Tether’s Growing Exposure to Volatile Assets Raises Solvency Concerns

Arthur Hayes publicly warned that Tether’s growing exposure to riskier assets (namely, Bitcoin and gold) could pose a solvency risk if prices tumble.

According to Tether’s Q3 2025 attestation report, the company holds roughly $12.9 billion in gold and $9.9 billion in Bitcoin, alongside traditional holdings in cash, US Treasuries, repo agreements, and other instruments.

Hayes argued that a 30% drawdown in those Bitcoin and gold holdings could wipe out Tether’s equity buffer, theoretically rendering USDT insolvent. His post sparked a new round of doubt and debates across the crypto community.

Greg Osuri, the founder of the Akash Network, called Tether a ticking time bomb, while Willy Woo, a well-known on-chain crypto analyst, called on Grok to compare Tether’s asset backing to a traditional bank.

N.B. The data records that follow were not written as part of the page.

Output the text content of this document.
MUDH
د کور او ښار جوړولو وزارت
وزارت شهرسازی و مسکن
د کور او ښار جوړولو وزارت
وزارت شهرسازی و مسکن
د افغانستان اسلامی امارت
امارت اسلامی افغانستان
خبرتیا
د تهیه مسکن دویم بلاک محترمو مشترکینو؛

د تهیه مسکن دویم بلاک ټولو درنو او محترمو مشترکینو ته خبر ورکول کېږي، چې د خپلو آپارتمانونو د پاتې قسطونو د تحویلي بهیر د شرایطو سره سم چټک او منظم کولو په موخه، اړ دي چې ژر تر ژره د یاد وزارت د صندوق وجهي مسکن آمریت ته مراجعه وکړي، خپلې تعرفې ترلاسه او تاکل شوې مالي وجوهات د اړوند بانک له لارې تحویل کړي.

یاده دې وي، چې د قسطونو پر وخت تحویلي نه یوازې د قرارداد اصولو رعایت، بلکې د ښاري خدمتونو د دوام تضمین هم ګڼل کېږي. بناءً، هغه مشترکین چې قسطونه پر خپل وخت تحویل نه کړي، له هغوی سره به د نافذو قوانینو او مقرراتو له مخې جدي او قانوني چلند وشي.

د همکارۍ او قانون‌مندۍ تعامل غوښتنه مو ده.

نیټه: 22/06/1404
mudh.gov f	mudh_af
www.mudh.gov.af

Comparing Tether’s Reserve Buffer to Traditional Banks

The analysis showed that as of September 2025, Tether holds $181 billion in assets to cover $174 billion in liabilities it owes.

About 75-80% of its reserves are in safe, easily-sold assets like cash and US government bonds, but 20-25% is in riskier investments such as Bitcoin and gold, which makes it liquid but vulnerable to price drops, just as Hayes pointed out.

As for bank comparison, a typical US bank only keeps 10 to 20% of its money in cash or safe securities, with most tied up in loans. They keep far less cash on hand (around 10%) but have two big safety nets – deposit insurance and the ability to get emergency money from the Federal Reserve.

Overall, traditional banks are more resilient, where Tether’s main protection is having more assets than liabilities, but it has no government backstop and has lost its $1.00 peg before. On the other hand, banks have government backing but can still collapse.

A few days ago, credit rating agency S&P downgraded Tether’s USDT stablecoin to the lowest possible rating on its stability scale, labelling it as weak. USDT now has a rating of 5, which is the lowest possible score on S&P’s 1 to 5 scale.

The downgrade is due to Tether holding more of its reserves in riskier assets like Bitcoin, gold, corporate bonds, and loans, rather than pure cash.